Peut-on dire alors qu’il s’agit d’un livre policier ? La réponse est non, même si Marcel Proust, sans presque sortir de sa chambre, aide à résoudre ces énigmes. Non, car c’est avant tout le livre d’un grand amoureux de Proust qui connaît parfaitement le personnage et qui parle de lui avec ferveur et admiration, ce qui n’exclut pas un portrait entier de l’écrivain avec ses grandeurs et ses petitesses.
Mais c’est aussi un roman et nous sommes donc dans une fiction. Le narrateur, Noël, est un vieillard qui écrit ses souvenirs de jeunesse et évoque sa rencontre avec Marcel Proust à la fin de l’année 1906.

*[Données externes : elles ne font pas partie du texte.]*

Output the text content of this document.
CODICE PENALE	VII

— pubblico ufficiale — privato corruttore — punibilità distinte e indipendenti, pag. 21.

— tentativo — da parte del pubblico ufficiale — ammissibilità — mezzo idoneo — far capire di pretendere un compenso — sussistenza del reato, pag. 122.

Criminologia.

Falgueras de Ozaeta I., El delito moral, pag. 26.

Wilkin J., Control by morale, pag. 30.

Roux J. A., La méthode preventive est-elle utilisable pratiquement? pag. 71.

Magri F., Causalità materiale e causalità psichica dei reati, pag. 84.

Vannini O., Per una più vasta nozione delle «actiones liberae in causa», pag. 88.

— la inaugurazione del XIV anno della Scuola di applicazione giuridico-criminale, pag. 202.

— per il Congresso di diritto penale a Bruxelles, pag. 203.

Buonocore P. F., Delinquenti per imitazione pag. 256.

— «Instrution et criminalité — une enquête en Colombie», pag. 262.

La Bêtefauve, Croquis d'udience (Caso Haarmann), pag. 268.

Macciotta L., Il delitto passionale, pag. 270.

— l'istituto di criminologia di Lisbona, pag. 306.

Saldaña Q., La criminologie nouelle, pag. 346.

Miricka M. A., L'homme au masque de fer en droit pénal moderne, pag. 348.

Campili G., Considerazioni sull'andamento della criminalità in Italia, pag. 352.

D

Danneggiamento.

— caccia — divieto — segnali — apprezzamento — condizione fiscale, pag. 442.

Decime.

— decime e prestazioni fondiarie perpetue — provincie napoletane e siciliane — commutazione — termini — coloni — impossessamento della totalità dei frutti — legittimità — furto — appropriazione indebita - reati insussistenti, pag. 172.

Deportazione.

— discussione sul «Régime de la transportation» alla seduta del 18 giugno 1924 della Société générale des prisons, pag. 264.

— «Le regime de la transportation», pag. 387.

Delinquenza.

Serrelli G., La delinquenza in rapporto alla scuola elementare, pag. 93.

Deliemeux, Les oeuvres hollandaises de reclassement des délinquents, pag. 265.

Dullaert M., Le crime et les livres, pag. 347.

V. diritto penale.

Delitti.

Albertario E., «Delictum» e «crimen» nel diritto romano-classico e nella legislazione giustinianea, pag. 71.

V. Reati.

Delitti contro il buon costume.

Noël a 17 ans. Il est si petit qu’il semble être un enfant de 13 ans, aux bonnes joues rouges. Il travaille comme coursier pour un cabinet d’enquêteurs. Il fait la connaissance de Marcel Proust en retrouvant son carnet perdu et Proust est frappé par l’intelligence du jeune homme. Commence alors une amitié entre Noël, enfant naturel, issu d’un milieu très modeste, et le riche bourgeois, homme du monde, qui n’est pas encore un écrivain connu. Ils se sentent des affinités communes, ils sont tous deux « enquêteurs », et se rapprochent grâce à la musique que Proust aime, qu’elle soit savante ou populaire comme celle de Charpentier.

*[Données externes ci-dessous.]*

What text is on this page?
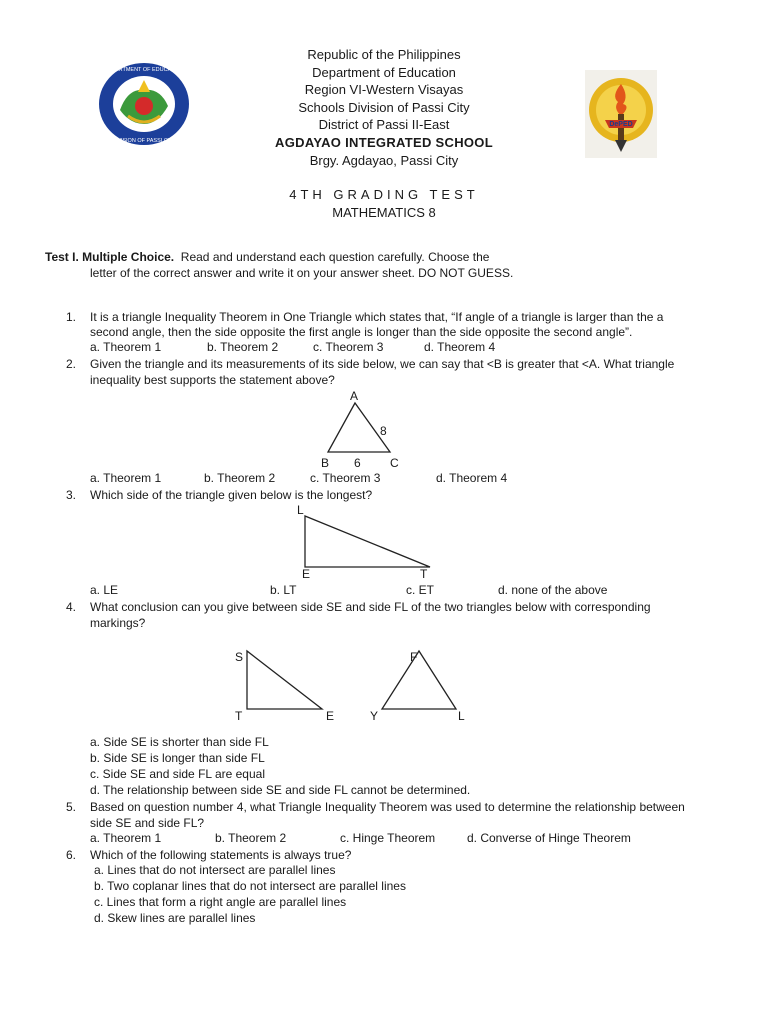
DEPARTMENT OF EDUCATION
DIVISION OF PASSI CITY
DePED
Republic of the Philippines
Department of Education
Region VI-Western Visayas
Schools Division of Passi City
District of Passi II-East
AGDAYAO INTEGRATED SCHOOL
Brgy. Agdayao, Passi City
4TH GRADING TEST
MATHEMATICS 8
Test I. Multiple Choice. Read and understand each question carefully. Choose the
letter of the correct answer and write it on your answer sheet. DO NOT GUESS.
1. It is a triangle Inequality Theorem in One Triangle which states that, “If angle of a triangle is larger than the a
second angle, then the side opposite the first angle is longer than the side opposite the second angle”.
a. Theorem 1	b. Theorem 2	c. Theorem 3	d. Theorem 4
2. Given the triangle and its measurements of its side below, we can say that <B is greater that <A. What triangle
inequality best supports the statement above?
A
8
B 6 C
a. Theorem 1	b. Theorem 2	c. Theorem 3	d. Theorem 4
3. Which side of the triangle given below is the longest?
L
E	T
a. LE	b. LT	c. ET	d. none of the above
4. What conclusion can you give between side SE and side FL of the two triangles below with corresponding
markings?
S
T	E
F
Y	L
a. Side SE is shorter than side FL
b. Side SE is longer than side FL
c. Side SE and side FL are equal
d. The relationship between side SE and side FL cannot be determined.
5. Based on question number 4, what Triangle Inequality Theorem was used to determine the relationship between
side SE and side FL?
a. Theorem 1	b. Theorem 2	c. Hinge Theorem	d. Converse of Hinge Theorem
6. Which of the following statements is always true?
a. Lines that do not intersect are parallel lines
b. Two coplanar lines that do not intersect are parallel lines
c. Lines that form a right angle are parallel lines
d. Skew lines are parallel lines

Monsieur Proust, un riche homme du monde
Une amitié qui ne va pas sans heurts et difficultés mais où, pourtant, Marcel Proust révèle une sensibilité et une ouverture aux autres pleine de délicatesse. C’est avec tact qu’il fait l’éducation de l’enfant, l’invitant à sa table, lui enseignant la façon de se tenir, corrigeant son langage, comblant ses lacunes culturelles, discutant avec lui sur un plan d’égalité. J’ai beaucoup aimé cet aspect « Pygmalion » qui fait ressortir la personnalité des deux personnages, l’un réel, l’autre fictif.
Ce qui ne l’empêche pas d’agir en grand seigneur plein de charme, certes, mais un Monsieur devant qui tout le monde plie, le personnel de l’hôtel, Noël, succombant à ses exigences mais aussi à ses caprices, ses phobies, ses crises.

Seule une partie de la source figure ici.